Worst physiotherapist ever: don’t touch me again
So hardly recovered from my almost chopped off thumb adventure; I now woke up without a thumb: it just fell off last night. At least it felt that way. Each time I move and bend it the usual bent-your-thumb-way, my thumb cracks and falls off.
This is the punishment for eating outside my strict diet lately to avoid joint and muscle problems which I have since 25 years when I eat ‘junk’ food (which I never do). Well that is syrup waffles, apple pie or currants bread. Which I really do need every once in a while you know. It lowers my pH levels and then most of the joints are going to party. If I adhere to exclude all this delicacy I’m ok; but that’s not the case at this moment.

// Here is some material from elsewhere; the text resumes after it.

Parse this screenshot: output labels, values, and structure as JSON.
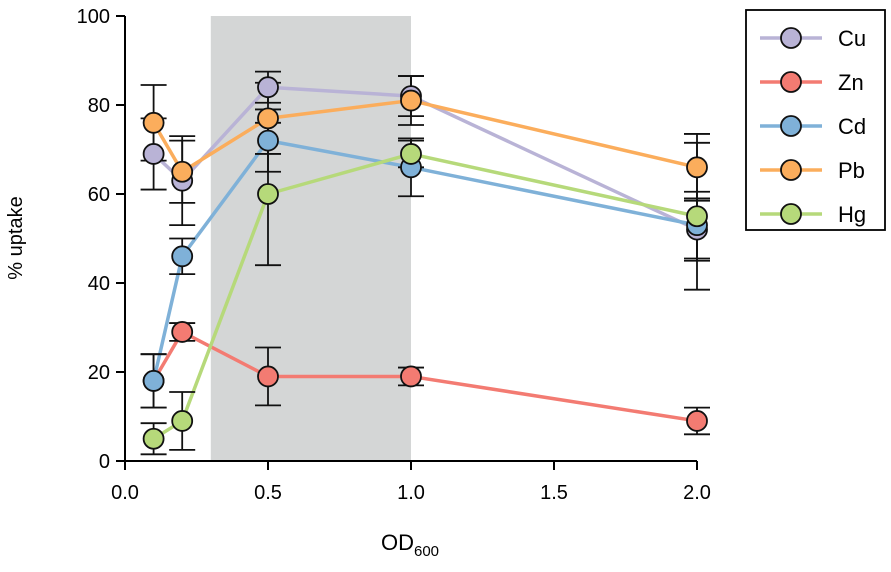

Last night my thumb hurt and I asked my husband to give the poor thing a massage. I think he succeeded in that because it has now swollen out of proportion thinking it’s a giant Barbapappa.
So this is all his fault because now I am stuck with a huge thumb fracture. Apparently a delicious tendinitis of some sort. Now I can’t type anymore, do Tarot cards, type, do cooking, Ding Dong Ditch the house…..oh no that’s another time zone, did I mention typing, go to the toilet (you really have to be acrobatic for that!), wash the dishes and watch videos, oh wait you don’t need a finger for that.
So have a nice day ya’ll while I’m working on a future press release which I’m doing for ‘Fab women over 50‘ and all by one finger typing and a lot of swearing.